Of much greater concern are the faltering processes of reconstruction and developing a sustainable economy. The World Bank, in charge of stimulating small and medium-sized enterprises, "has never worked quicker in its existence since the second world war than it has here," according to its spokesman in Dili, Malcolm Ehrenpries. But, he adds, there are numerous hurdles still to overcome before a proper development strategy can be implemented. "We do not even know how many people live in East Timor."

The population was about 800,000 before the vote. But a proportion of these were Indonesians who left and more than 250,000 people fled or were forced into West Timor by the militias. Well over 100,000 are thought still to be in virtual imprisonment in refugee camps there.

Coffee is the only current significant foreign currency earner - to the tune of about £12m last year - although East Timor and Australia are exploring the sea between them for oil and natural gas. No one knows for certain how big a windfall might come East Timor's way; people are hoping for billions but the most realistic estimates are in the range of tens of millions of dollars a year.

The lack of income-generating opportunities is reflected in the national budget which, for the sake of not wanting to create a massive debt burden, has been limited to a paltry $60m.

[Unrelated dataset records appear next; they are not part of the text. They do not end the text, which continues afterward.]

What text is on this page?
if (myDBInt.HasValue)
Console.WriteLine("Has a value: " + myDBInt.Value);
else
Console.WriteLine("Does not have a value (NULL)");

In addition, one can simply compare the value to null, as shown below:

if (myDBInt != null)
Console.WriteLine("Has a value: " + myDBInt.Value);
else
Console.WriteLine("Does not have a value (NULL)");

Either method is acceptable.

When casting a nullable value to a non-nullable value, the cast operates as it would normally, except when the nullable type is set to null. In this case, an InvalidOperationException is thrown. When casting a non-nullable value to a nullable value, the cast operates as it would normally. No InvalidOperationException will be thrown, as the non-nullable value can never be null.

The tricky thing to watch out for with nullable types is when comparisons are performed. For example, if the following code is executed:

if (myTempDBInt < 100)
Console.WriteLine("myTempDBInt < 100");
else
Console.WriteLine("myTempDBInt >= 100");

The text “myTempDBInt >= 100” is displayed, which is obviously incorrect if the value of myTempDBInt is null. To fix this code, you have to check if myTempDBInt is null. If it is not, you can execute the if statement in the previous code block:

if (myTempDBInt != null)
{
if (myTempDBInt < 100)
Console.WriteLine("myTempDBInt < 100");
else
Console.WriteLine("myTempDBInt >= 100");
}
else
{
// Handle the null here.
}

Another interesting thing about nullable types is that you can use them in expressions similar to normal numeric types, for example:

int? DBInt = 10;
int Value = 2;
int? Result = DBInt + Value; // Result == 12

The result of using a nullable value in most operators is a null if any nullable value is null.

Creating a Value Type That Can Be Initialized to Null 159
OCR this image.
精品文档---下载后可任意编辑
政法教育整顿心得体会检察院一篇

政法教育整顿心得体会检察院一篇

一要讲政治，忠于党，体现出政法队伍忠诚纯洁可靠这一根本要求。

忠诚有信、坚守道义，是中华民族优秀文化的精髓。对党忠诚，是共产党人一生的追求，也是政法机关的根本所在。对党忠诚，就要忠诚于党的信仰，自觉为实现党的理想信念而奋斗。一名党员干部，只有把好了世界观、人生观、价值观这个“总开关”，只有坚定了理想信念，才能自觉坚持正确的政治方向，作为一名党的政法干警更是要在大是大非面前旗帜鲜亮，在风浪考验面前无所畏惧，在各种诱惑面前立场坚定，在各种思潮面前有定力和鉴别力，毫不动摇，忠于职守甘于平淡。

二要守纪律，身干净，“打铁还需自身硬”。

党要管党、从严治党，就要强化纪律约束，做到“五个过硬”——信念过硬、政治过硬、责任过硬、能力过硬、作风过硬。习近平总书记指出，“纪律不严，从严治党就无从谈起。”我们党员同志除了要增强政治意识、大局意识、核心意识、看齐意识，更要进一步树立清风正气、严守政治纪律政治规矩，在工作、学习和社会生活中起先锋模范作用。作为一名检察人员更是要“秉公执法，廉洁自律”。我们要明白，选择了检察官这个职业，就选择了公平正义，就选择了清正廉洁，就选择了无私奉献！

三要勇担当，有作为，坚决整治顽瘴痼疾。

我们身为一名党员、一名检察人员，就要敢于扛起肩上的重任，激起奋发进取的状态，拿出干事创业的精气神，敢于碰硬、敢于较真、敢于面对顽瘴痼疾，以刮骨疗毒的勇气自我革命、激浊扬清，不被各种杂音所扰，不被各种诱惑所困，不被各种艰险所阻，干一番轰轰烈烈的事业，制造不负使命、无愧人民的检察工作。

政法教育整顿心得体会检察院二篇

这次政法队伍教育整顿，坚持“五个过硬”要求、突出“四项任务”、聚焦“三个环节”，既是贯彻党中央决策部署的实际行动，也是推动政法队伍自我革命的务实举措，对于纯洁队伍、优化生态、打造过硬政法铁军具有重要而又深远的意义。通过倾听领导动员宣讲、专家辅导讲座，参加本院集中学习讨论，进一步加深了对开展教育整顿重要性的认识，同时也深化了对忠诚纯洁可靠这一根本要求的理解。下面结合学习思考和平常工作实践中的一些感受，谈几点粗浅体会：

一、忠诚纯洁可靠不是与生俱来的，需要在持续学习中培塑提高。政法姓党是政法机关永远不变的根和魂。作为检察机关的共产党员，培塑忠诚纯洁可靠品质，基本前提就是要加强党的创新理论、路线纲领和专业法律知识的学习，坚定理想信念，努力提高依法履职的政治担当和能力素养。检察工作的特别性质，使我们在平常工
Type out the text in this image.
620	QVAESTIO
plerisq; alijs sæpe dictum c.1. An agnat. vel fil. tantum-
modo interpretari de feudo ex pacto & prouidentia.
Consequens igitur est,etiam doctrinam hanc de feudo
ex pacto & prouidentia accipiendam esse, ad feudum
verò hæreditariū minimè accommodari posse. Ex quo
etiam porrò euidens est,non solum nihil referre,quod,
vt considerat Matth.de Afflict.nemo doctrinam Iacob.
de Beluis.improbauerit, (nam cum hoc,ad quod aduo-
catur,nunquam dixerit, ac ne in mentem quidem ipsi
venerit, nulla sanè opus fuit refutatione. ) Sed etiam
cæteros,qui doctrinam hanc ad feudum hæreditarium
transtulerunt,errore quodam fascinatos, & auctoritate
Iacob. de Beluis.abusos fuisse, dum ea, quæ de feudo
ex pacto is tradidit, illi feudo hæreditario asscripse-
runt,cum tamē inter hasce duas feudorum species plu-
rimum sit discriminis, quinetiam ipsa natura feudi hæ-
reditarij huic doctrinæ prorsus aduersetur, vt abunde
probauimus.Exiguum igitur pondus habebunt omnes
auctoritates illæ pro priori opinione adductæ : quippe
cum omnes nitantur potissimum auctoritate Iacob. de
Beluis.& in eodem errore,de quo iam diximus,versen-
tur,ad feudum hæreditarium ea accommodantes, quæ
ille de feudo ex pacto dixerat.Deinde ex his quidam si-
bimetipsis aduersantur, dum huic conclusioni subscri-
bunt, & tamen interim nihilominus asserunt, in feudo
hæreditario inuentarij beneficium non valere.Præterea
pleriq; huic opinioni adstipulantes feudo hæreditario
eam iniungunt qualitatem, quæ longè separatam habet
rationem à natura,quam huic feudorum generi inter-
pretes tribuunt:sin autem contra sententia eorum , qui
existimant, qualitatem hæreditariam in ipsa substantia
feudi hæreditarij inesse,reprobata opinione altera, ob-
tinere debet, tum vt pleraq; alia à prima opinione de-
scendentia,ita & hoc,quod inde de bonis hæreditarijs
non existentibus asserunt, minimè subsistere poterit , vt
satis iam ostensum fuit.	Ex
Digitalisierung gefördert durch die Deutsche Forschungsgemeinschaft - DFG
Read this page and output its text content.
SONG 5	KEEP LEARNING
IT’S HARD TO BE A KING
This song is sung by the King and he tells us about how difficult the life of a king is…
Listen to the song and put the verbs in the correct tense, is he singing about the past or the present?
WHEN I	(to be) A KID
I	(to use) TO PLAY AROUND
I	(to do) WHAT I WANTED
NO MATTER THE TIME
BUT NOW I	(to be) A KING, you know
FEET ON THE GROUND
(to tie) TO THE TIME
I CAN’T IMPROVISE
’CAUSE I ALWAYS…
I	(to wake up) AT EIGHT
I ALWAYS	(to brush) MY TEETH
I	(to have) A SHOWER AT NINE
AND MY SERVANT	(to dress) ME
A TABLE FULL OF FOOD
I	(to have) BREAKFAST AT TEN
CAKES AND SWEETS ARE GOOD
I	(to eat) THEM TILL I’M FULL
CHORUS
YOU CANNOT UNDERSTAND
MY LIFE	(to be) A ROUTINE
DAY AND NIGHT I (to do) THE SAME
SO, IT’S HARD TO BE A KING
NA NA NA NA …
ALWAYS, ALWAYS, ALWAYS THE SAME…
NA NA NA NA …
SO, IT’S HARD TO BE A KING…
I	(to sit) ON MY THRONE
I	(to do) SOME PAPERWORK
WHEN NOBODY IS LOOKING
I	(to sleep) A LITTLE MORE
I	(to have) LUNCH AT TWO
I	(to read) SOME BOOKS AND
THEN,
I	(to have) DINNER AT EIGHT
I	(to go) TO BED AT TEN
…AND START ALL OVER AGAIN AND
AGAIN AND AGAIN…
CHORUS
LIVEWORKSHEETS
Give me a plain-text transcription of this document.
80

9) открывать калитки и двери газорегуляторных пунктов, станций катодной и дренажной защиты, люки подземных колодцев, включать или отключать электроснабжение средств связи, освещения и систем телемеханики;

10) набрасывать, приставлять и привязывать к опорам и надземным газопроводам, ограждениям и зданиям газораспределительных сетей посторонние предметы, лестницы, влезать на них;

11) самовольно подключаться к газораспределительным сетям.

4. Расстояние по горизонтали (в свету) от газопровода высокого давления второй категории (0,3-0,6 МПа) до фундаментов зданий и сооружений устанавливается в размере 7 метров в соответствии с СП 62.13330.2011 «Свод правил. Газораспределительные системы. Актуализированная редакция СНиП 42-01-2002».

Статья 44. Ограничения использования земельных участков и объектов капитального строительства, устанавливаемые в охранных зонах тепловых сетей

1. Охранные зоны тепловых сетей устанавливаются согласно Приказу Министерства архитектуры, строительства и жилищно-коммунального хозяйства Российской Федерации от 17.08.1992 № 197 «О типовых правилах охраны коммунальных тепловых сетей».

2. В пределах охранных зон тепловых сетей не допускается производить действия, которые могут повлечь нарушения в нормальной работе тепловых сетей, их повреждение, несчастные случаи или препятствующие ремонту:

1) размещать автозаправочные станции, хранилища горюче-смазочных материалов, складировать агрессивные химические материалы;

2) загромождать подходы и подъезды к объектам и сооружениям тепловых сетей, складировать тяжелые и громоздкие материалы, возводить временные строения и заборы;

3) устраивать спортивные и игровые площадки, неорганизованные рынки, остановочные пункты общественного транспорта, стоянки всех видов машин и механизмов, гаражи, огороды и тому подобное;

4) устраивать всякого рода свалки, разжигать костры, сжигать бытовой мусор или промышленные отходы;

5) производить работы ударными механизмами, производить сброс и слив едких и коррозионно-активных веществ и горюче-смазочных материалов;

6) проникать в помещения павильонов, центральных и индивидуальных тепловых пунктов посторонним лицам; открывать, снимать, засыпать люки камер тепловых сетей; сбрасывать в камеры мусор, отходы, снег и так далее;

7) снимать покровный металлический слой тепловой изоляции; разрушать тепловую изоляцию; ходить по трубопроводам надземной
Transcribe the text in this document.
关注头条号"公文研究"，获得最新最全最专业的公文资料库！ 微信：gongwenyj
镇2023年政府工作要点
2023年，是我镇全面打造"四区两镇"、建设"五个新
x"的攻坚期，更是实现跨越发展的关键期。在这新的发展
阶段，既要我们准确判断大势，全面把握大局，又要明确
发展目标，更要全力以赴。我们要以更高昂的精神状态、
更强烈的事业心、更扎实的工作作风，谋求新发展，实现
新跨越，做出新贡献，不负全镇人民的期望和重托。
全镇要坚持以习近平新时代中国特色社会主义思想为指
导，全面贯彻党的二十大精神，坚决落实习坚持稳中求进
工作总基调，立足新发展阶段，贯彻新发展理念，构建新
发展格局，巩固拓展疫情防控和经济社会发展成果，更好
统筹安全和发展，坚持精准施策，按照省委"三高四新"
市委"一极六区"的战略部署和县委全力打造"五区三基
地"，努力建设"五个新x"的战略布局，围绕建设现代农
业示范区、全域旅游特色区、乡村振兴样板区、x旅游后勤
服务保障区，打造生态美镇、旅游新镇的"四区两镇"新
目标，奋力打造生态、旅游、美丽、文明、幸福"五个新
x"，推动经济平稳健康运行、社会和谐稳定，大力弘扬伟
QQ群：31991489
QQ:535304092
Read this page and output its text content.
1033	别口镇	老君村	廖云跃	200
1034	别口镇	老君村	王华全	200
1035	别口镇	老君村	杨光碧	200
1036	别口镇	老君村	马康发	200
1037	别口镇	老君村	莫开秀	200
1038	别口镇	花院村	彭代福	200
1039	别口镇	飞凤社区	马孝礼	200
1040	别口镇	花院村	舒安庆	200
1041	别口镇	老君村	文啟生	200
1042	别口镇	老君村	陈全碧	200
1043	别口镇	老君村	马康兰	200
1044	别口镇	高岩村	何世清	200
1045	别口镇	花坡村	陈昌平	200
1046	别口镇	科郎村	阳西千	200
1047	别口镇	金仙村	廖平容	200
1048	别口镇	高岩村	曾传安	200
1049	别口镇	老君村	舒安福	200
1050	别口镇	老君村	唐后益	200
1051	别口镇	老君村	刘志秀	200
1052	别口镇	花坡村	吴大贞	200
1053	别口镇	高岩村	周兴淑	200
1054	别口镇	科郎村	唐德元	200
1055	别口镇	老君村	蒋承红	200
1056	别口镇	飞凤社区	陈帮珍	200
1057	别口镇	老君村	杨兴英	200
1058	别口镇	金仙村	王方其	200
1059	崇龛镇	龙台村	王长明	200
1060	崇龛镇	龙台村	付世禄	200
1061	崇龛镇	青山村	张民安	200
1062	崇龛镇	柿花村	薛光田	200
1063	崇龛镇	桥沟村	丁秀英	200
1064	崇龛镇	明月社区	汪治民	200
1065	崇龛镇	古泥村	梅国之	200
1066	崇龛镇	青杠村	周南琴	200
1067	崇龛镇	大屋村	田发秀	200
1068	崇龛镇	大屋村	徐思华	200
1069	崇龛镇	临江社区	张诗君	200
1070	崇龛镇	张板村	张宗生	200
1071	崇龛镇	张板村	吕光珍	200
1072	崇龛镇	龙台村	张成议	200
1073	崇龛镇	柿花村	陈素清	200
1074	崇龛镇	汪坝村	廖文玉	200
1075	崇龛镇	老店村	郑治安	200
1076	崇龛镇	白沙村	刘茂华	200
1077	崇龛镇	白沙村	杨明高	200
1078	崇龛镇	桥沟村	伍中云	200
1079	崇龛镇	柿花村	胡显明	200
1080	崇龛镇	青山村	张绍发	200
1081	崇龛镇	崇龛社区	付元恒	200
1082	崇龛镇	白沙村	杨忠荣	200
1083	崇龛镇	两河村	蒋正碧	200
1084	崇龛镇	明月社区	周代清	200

"We can't yet see if the economy will ever be really sustainable," said Arsenio Barno, the executive director of the East Timor Non-Governmental Organisation Forum. "We're concentrating on developing the capacity of our human resources but our worry is that we will end up like Cambodia. Seven years after the UN went in the country is still very dependent on foreign aid."

The struggle to create a functioning judicial system is typical of East Timor's human resources crisis, according to Mr Vieira de Mello. "What we had here were Timorese students with law degrees from Indonesian universities, none of whom had the slightest court experience," he said. "Well, we appointed them, we trained them and if you visit the Dili court you will see that we now have a credible, independent Timorese judiciary."

What Mr Vieira de Mello did not say was that while the system might be functioning it is unable to cope with the flood of work and, like all facets of the embryonic administration, will take years to develop enough strength in depth.

With the future not looking exactly rosy, most people are putting their faith in Mr Gusmao. This former resistance leader who spent seven years in Indonesian jails is by far the most popular man in the territory and is widely expected to become the first president of independent East Timor.

"I don't see any serious alternative candidate to Xanana becoming president," Mr Horta says. "Just like with Mandela, he is an exceptional individual that everybody just follows."

But Mr Gusmao is not exactly brimming with confidence about East Timor's prospects. "It's difficult to rebuild this country," he said. "We're building anew and need a new mentality to go with it. I can't tell you my priority because everything is still a priority."